Zu Besuch in FEU: Urška und Kolleginnen aus Slowenien
In der zweiten Schulwoche nach den Pfingstferien besuchte uns dann für drei Tage ein Team aus Slowenien. Der Kontakt hatte sich über Urška Repinc ergeben, die als Bibliothekarin an einer Grundschule in Bohinjska Bistrica im Nordwesten von Slowenien arbeitet und ebenfalls die Fortbildung in Kopenhagen besucht hatte. Die Kolleginnen wollten an einem deutschen Gymnasium hospitieren, da sie sich im Rahmen ihres Erasmusprojekts u. a. mit der Förderung besonders leistungsstarker Schüler*innen beschäftigen.
Letters to England
Da Mobilitäten mit Großbritannien aufgrund des Austritts der europäischen Union nicht mehr gefördert werden, beschränkt sich unser Kontakt nach England auf E-Mails und Briefe. Nachdem die Etablierung fester Brieffreundschaften letztes Jahr leider nicht geklappt hatte, sendeten wir dieses Jahr wieder Steckbriefe direkt an Mrs Cassar, die Fachleiterin für moderne Fremdsprachen am Pilton Community College in Barnstaple. Sie verteilte diese in ihrer Klasse und formulierte zusammen mit ihren Schüler*innen entsprechende Antworten für die Schüler*innen der Klasse 8b, welche in ihren Texten z. B. über ihre Wohnorte, ihren Alltag, über Lieblingsessen und Hobbies berichteten und auch passende Fotos hinzugefügt hatten.
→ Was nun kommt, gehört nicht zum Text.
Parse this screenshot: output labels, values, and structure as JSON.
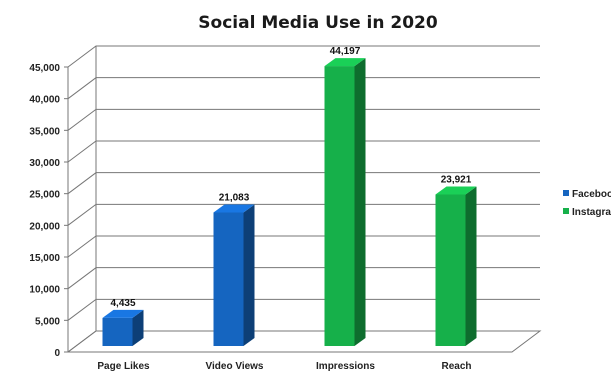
{
  "chart_data": {
    "type": "bar",
    "title": "Social Media Use in 2020",
    "xlabel": "",
    "ylabel": "",
    "ylim": [
      0,
      45000
    ],
    "yticks": [
      0,
      5000,
      10000,
      15000,
      20000,
      25000,
      30000,
      35000,
      40000,
      45000
    ],
    "ytick_labels": [
      "0",
      "5,000",
      "10,000",
      "15,000",
      "20,000",
      "25,000",
      "30,000",
      "35,000",
      "40,000",
      "45,000"
    ],
    "categories": [
      "Page Likes",
      "Video Views",
      "Impressions",
      "Reach"
    ],
    "grid": true,
    "legend_position": "right",
    "series": [
      {
        "name": "Facebook",
        "color": "#1565c0",
        "values": [
          4435,
          21083,
          null,
          null
        ],
        "labels": [
          "4,435",
          "21,083",
          "",
          ""
        ]
      },
      {
        "name": "Instagram",
        "color": "#16b04a",
        "values": [
          null,
          null,
          44197,
          23921
        ],
        "labels": [
          "",
          "",
          "44,197",
          "23,921"
        ]
      }
    ]
  }
}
Akkreditierung – Wir sind weiterhin dabei
Nachdem unser altes Erasmusprojekt im Mai 2023 auslief, bewarben wir uns Ende 2022 erneut für eine Teilnahme, nun im neuen System der sogenannten Akkreditierung. Konkret heißt dies, dass Schulen, denen die Akkreditierung zugesprochen wurde, mehrere Jahre lang jeweils jährlich Mittel für Aktivitäten im Rahmen des Erasmusprogramms anfordern können. Neu ist auch, dass nun auch Gruppenmobilitäten finanziell unterstützt werden, auch wenn die Partnerschule nicht akkreditiert ist. Beworben haben wir uns mit zwei konkreten Entwicklungszielen: dem Ziel der Weiterbildung von Lehrkräften im didaktisch-methodischen Bereich mit dem Schwerpunkt auf der Förderung von Schülerzentrierung und dem Ziel der Intensivierung unserer europäischen Partnerschaften.
Für das Schuljahr 2023/24 wurden uns dabei knapp über 38.000 € für Gruppenmobilitäten mit unseren europäischen Partnerschulen, für einige Individualmobilitäten von Schüler*innen und für Mobilitäten von Lehrkräften bewilligt. Über eine ehemalige Mitschülerin, die nach ihrem Abitur in Frankreich gelebt hat, konnten wir bereits die erste Individualmobilität in die Wege leiten. Die Familie unseres Schülers Laurens Böckler aus der 9. Jahrgangsstufe lud für Juli 2023 einen französischen Austauschpartner für drei Wochen zu sich ein und im Gegenzug wird Laurens im nächsten Schuljahr im Rahmen eines Erasmusstipendiums zwei Wochen in Frankreich verbringen.